Before 2018, no student from Governors State University (GSU) had received the Mary Washington Wylie Scholarship, which seeks to assist minority college students with entering the accounting profession by providing access to training, resources, and mentors.

 Since then, GSU’s program has seen 17 scholars, a fact Dr. David Green, Chair of the Division of Accounting, Finance, Management Information Systems and Economics, is proud of.

“I’m very proud of that because a couple years before 2018,  the faculty made it a goal to make sure we had students apply to the program. Step number one was awareness and to see the success has been great,” Green said, noting the achievement came as a result of a relentless effort to promote the program, which is named after Mary Washington Wylie, who in 1943 became the first African American female CPA in the U.S. Much of that promotion came from the work of Alice Keane, Assistant Professor of Accounting and Chevonne Alston, who is also an Assistant Professor of Accounting. Both promoted the program as faculty advisors for the Accounting, Finance and Economics Club. 

Karen Williams, Manager of Enrollment and External Relations,   also expressed her pride in the success of the program.
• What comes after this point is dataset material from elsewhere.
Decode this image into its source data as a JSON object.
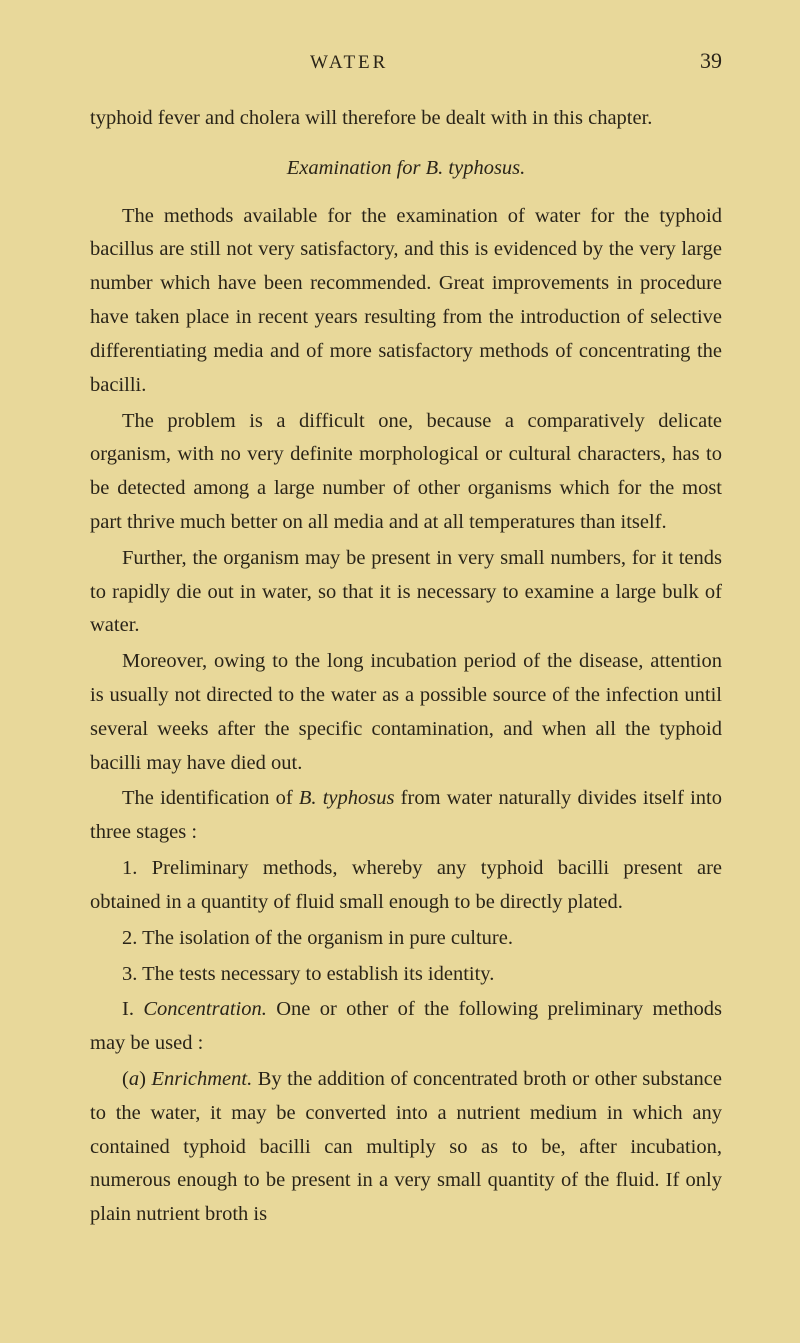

“Who would have thought that  a meeting on a February 22,2016 in the GSU cafeteria would have led to such a long and prosperous relationship between GSU and the Mary T. Washington Wylie scholarship,” she said. “ On that cold day, I and Dr. T.J. Wang, Professor of Accounting, sat down with Angie Spencer, granddaughter of Mary T. Washington to discuss her grandmother's legacy and partner with the College of Business.”

For Green, the program’s impact is illustrated by the opportunities scholars are able to obtain as a result of their participation. The program steers the scholars toward various employers, who interview them for a variety of paid internships. Some GSU scholars have managed to secure internships and even jobs at some of the big four accounting firms: Deloitte, Ernst & Young (EY), PricewaterhouseCoopers (PwC), and KPMG.

“It’s been great because it's provided a lot of great internships some students probably would never have had access to,” Green said, noting such firms often turn toward larger schools for potential candidates rather than smaller ones like GSU.

In addition to fostering these kinds of opportunities, the program allows scholars to gauge their interest in becoming a Certified Public Accountant. They get a chance to learn about what it would take to become a CPA through mentors, provided resources and through contact with various companies. The idea is to get students thinking about that pathway as early as possible in order to prepare them. In that process, they learn more about the CPA exam while meeting current CPA’s and connecting with other students who want to follow in their footsteps.

“It’s good to have those levels of networking, people that have already gone through that journey and people in it with you,” Green said.

Green and his colleagues hope to build on the success of the program by seeing a large number of students apply and become scholars every year. As they look to increase the number of accounting students that take the CPA exam, the scholarship program is a part of that equation.